35 Characterizing sources of uncertainty in item response theory scale scores (Present by Sherry)

Wayne's comments

Wayne's comments

by CHEN Chia Wen -
Number of replies: 0

This paper propose a multiple imputation- based (MI) approach to estimate the person latent trait considering the uncertainty at the calibration of item parameters. In traditional approach, such as MAP and EAP, just use the point estimate of the item parameters to score person. It causes the underestimated standard errors of measurement, and further results in the premature termination in the variable length CAT. The MI approach is not only considering the uncertainty of item parameter, but also can be simply used on the output of the available IRT software programs. Furthermore, this paper demonstrated this approach can be applied to different IRT models (2PL, 3PL, and PCM) and scoring model (EAP and summed-score EAP). This approach is a kind of plausible value method. It suggests us to sample the M plausible estimate from the multivariate normal distribution of item parameters. The posterior distribution of each sampling parameter was calculated, and then the different theta hat can be computed. Final, we combined those theta hat by average, and gained the variance of theta hat. This study also proposed an index to observe the increase rate in variance when we used MI approach.

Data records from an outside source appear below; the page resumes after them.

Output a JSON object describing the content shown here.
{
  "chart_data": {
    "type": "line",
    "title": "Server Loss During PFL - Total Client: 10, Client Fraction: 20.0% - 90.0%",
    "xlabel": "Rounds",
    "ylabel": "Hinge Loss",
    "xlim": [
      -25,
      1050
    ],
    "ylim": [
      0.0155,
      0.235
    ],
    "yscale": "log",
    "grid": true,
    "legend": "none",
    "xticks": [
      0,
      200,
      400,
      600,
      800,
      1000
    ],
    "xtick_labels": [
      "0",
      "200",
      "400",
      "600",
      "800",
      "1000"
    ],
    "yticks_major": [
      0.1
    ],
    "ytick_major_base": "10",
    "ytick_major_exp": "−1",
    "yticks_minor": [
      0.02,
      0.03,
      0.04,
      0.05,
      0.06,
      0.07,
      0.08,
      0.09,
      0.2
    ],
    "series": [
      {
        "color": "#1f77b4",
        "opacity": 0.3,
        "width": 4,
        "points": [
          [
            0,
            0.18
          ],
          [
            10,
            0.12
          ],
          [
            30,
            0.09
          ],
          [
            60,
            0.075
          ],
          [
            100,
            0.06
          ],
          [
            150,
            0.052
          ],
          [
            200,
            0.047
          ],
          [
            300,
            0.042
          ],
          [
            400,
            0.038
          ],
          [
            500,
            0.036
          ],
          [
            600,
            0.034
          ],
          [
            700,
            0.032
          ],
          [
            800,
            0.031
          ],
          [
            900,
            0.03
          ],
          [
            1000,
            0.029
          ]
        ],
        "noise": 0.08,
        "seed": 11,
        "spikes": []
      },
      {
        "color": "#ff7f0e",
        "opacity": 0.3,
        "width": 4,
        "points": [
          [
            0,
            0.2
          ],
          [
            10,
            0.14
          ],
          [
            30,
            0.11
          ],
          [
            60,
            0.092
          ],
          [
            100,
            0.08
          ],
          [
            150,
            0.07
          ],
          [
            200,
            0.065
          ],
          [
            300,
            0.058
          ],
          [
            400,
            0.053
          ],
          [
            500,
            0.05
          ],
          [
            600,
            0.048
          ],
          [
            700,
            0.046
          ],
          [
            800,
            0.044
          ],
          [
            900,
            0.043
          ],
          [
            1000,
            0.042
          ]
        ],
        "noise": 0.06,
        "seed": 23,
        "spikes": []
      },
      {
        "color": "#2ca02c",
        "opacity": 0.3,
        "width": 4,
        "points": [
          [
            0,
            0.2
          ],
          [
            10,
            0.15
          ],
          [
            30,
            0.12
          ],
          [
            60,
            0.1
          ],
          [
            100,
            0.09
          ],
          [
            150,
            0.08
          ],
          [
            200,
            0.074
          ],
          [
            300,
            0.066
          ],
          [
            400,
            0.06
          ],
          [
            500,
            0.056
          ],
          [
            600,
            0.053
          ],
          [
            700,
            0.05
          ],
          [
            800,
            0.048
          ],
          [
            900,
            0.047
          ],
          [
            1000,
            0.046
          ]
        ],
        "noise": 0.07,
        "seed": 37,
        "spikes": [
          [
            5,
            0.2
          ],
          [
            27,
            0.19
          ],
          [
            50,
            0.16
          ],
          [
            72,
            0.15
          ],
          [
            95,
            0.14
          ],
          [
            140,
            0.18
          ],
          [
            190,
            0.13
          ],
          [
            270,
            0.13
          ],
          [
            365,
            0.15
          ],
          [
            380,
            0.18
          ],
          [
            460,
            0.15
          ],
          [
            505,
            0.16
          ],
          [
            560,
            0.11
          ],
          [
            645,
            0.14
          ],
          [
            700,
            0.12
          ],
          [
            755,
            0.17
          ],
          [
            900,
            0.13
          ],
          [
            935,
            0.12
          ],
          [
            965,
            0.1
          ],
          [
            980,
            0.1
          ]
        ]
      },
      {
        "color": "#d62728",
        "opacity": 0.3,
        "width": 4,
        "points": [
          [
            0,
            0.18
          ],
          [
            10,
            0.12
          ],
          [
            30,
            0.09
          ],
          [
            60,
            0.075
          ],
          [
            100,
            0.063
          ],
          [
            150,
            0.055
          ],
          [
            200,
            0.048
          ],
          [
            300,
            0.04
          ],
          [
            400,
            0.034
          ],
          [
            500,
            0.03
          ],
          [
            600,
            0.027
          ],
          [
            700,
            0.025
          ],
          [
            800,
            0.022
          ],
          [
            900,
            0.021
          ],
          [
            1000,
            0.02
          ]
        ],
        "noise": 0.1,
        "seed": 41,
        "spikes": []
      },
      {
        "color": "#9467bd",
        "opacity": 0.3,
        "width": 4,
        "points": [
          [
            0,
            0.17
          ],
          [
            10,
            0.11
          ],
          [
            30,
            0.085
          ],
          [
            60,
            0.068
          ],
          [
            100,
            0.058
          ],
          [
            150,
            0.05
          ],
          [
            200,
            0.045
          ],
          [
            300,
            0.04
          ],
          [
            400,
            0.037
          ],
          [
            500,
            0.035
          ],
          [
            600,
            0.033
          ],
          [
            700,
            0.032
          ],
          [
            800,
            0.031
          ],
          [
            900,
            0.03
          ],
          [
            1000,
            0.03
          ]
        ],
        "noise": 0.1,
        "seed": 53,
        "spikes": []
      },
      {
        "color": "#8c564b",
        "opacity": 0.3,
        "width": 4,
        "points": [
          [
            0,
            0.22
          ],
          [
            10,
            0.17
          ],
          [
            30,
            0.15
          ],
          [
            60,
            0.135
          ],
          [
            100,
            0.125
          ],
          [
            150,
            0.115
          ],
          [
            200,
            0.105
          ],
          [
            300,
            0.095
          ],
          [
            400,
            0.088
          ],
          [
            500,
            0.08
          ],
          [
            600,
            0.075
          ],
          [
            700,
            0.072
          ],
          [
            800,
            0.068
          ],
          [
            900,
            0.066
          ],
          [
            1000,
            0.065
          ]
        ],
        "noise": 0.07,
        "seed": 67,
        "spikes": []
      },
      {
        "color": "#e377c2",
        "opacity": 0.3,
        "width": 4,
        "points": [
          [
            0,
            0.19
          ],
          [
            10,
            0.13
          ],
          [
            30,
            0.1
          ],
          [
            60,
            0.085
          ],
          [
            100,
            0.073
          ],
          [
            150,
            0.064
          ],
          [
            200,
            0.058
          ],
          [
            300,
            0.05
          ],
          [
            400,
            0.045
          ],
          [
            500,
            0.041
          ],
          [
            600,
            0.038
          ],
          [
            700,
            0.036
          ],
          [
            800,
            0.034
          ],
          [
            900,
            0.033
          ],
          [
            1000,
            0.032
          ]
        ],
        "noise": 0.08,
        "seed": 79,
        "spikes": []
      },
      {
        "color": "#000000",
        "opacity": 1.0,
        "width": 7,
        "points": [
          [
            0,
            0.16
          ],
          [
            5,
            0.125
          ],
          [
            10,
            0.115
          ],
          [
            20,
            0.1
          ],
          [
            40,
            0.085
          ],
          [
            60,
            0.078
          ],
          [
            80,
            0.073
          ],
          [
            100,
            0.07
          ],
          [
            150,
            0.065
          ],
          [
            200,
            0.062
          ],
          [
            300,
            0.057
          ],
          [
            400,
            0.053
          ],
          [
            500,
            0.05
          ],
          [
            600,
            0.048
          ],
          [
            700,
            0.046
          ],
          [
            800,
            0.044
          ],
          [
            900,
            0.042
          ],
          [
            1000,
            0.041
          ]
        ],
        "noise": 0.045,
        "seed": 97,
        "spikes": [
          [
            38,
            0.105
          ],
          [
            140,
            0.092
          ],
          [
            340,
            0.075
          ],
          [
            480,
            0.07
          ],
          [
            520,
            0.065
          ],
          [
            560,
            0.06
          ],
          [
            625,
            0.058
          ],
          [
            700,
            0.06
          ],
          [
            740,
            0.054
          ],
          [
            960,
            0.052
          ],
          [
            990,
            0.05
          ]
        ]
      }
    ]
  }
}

The result showed that there is larger effect at the smaller test length and smaller sample size for calibration.

1) Intuitively, this approach is similar with MCMC. The MCMC was also mentioned in this paper. As the author mentioned, the MCMC is very time consuming. MI approach is relative efficient. Therefore, I think this study should compare MI with MCMC at the effect of estimate.

2) I am curious the summed-score EAP. How different is it between the traditional EAP using one parameter model?

3) I think about a future simulation study. We can set a true item parameter of CAT pool for generating response. However, we still calibrate the item parameter by a group of population. The first situation is using the point estimate of this calibration as the true item parameter and traditional EAP in CAT. The second situation is using this MI approach in CAT. We can observe the precision of the ability estimate and the test length while variable length condition.